Le milizie irachene ostacolano la formazione del nuovo governo

Una parata della milizia Saraya al Salama a Najaf, Iraq, il 17 maggio 2016.
03 luglio 2018 15:04

Moqtada al Sadr, il leader della più grande milizia irachena, ha intensificato la sua campagna per il disarmo di tutti i gruppi armati e ha chiesto di limitare alle forze statali l’uso delle armi. Per dimostrare la serietà delle sue intenzioni ha ordinato alle sue milizie a Bassora, Saraya al salam (Brigate della pace), di sospendere per due anni le loro attività.

Al Sadr ha fondato le Brigate della pace nel giugno del 2014 in risposta alle conquiste territoriali del gruppo Stato islamico in Iraq. Nate da una scissione interna all’esercito del Mahdi, creato nel 2003 per combattere l’invasione statunitense, sono rimaste sostanzialmente inattive dal 2007, dopo aver giocato una parte importante negli scontri confessionali che hanno infiammato il paese. Oggi sono la più grande tra le cinquanta milizie presenti nel paese.

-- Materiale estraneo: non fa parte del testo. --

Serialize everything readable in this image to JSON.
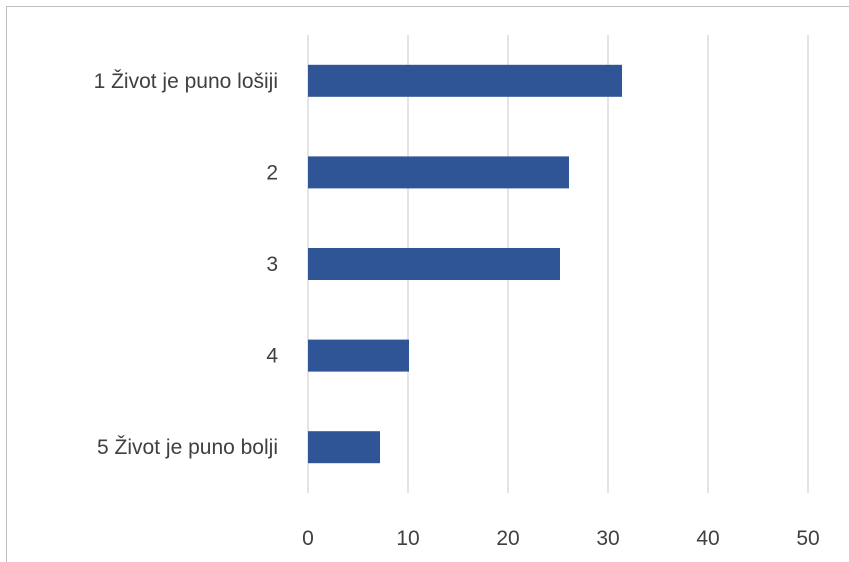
{
  "chart_data": {
    "type": "bar",
    "orientation": "horizontal",
    "categories": [
      "1 Život je puno lošiji",
      "2",
      "3",
      "4",
      "5 Život je puno bolji"
    ],
    "values": [
      31.4,
      26.1,
      25.2,
      10.1,
      7.2
    ],
    "xlim": [
      0,
      50
    ],
    "xticks": [
      "0",
      "10",
      "20",
      "30",
      "40",
      "50"
    ],
    "grid": true,
    "legend": "none",
    "colors": {
      "bar": "#2f5597",
      "grid": "#d9d9d9",
      "text": "#404040"
    }
  }
}
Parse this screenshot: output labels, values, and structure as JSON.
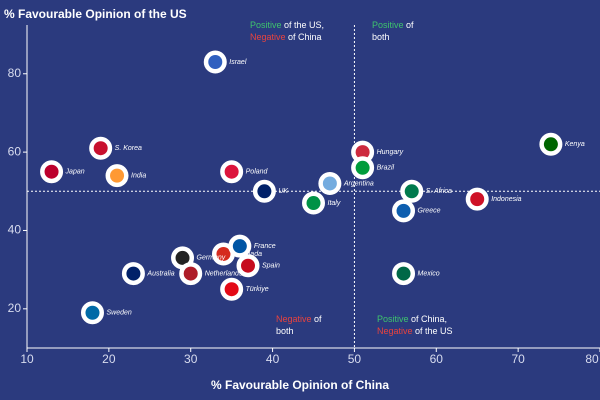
{
  "chart_data": {
    "type": "scatter",
    "y_label": "% Favourable Opinion of the US",
    "x_label": "% Favourable Opinion of China",
    "xlim": [
      10,
      80
    ],
    "xticks": [
      10,
      20,
      30,
      40,
      50,
      60,
      70,
      80
    ],
    "ylim": [
      10,
      95
    ],
    "yticks": [
      20,
      40,
      60,
      80
    ],
    "reference_x": 50,
    "reference_y": 50,
    "labels": [
      "Israel",
      "S. Korea",
      "Japan",
      "India",
      "Poland",
      "UK",
      "Argentina",
      "Italy",
      "Hungary",
      "Brazil",
      "S. Africa",
      "Greece",
      "Indonesia",
      "Kenya",
      "Mexico",
      "Canada",
      "France",
      "Germany",
      "Netherlands",
      "Spain",
      "Türkiye",
      "Australia",
      "Sweden"
    ],
    "x": [
      33,
      19,
      13,
      21,
      35,
      39,
      47,
      45,
      51,
      51,
      57,
      56,
      65,
      74,
      56,
      34,
      36,
      29,
      30,
      37,
      35,
      23,
      18
    ],
    "values": [
      83,
      61,
      55,
      54,
      55,
      50,
      52,
      47,
      60,
      56,
      50,
      45,
      48,
      62,
      29,
      34,
      36,
      33,
      29,
      31,
      25,
      29,
      19
    ],
    "colors": [
      "#2f5fbf",
      "#c8102e",
      "#bc002d",
      "#ff9933",
      "#dc143c",
      "#012169",
      "#74acdf",
      "#009246",
      "#cd2a3e",
      "#009c3b",
      "#007a4d",
      "#0d5eaf",
      "#ce1126",
      "#006600",
      "#006847",
      "#d52b1e",
      "#0055a4",
      "#222222",
      "#ae1c28",
      "#c60b1e",
      "#e30a17",
      "#012169",
      "#006aa7"
    ],
    "annotations": [
      [
        [
          {
            "text": "Positive",
            "color": "#3ec46d"
          },
          {
            "text": " of the US,",
            "color": "#ffffff"
          }
        ],
        [
          {
            "text": "Negative",
            "color": "#e8433f"
          },
          {
            "text": " of China",
            "color": "#ffffff"
          }
        ]
      ],
      [
        [
          {
            "text": "Positive",
            "color": "#3ec46d"
          },
          {
            "text": " of",
            "color": "#ffffff"
          }
        ],
        [
          {
            "text": "both",
            "color": "#ffffff"
          }
        ]
      ],
      [
        [
          {
            "text": "Negative",
            "color": "#e8433f"
          },
          {
            "text": " of",
            "color": "#ffffff"
          }
        ],
        [
          {
            "text": "both",
            "color": "#ffffff"
          }
        ]
      ],
      [
        [
          {
            "text": "Positive",
            "color": "#3ec46d"
          },
          {
            "text": " of China,",
            "color": "#ffffff"
          }
        ],
        [
          {
            "text": "Negative",
            "color": "#e8433f"
          },
          {
            "text": " of the US",
            "color": "#ffffff"
          }
        ]
      ]
    ]
  }
}
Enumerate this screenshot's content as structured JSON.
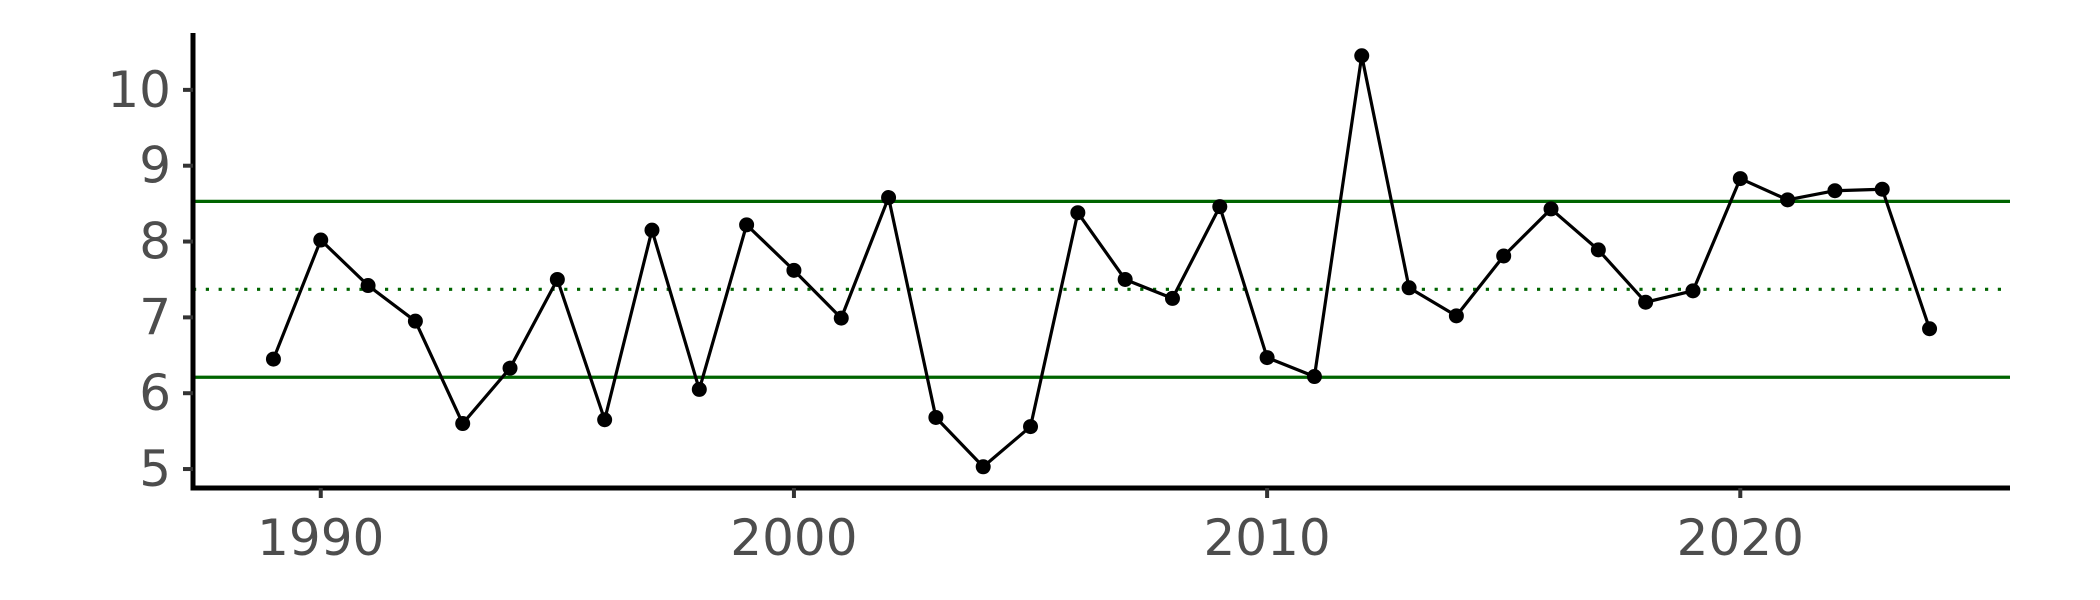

Il piano di Al Sadr per una sospensione “immediata ed effettiva” delle milizie giunge a pochi giorni dagli scontri tra le sue brigate e l’esercito nazionale.

Le milizie si finanziano attraverso il contrabbando di petrolio e il narcotraffico

Bassora, la seconda città dell’Iraq dopo Baghdad, è uno dei luoghi più importanti per i gruppi armati e molte milizie si finanziano con il contrabbando di petrolio. Bassora è anche uno snodo fondamentale per il traffico di droga dall’Iran ai paesi vicini. Molte milizie, incluse quelle di Al Sadr, sono coinvolte in questo mercato.

Recentemente, un gruppo appartenente alle Brigate della pace è stato arrestato mentre attraversava il confine con l’Iran. Lo scandalo ha colpito Moqtada al Sadr, proprio quando stava trattando con altre forze politiche per la formazione del nuovo governo.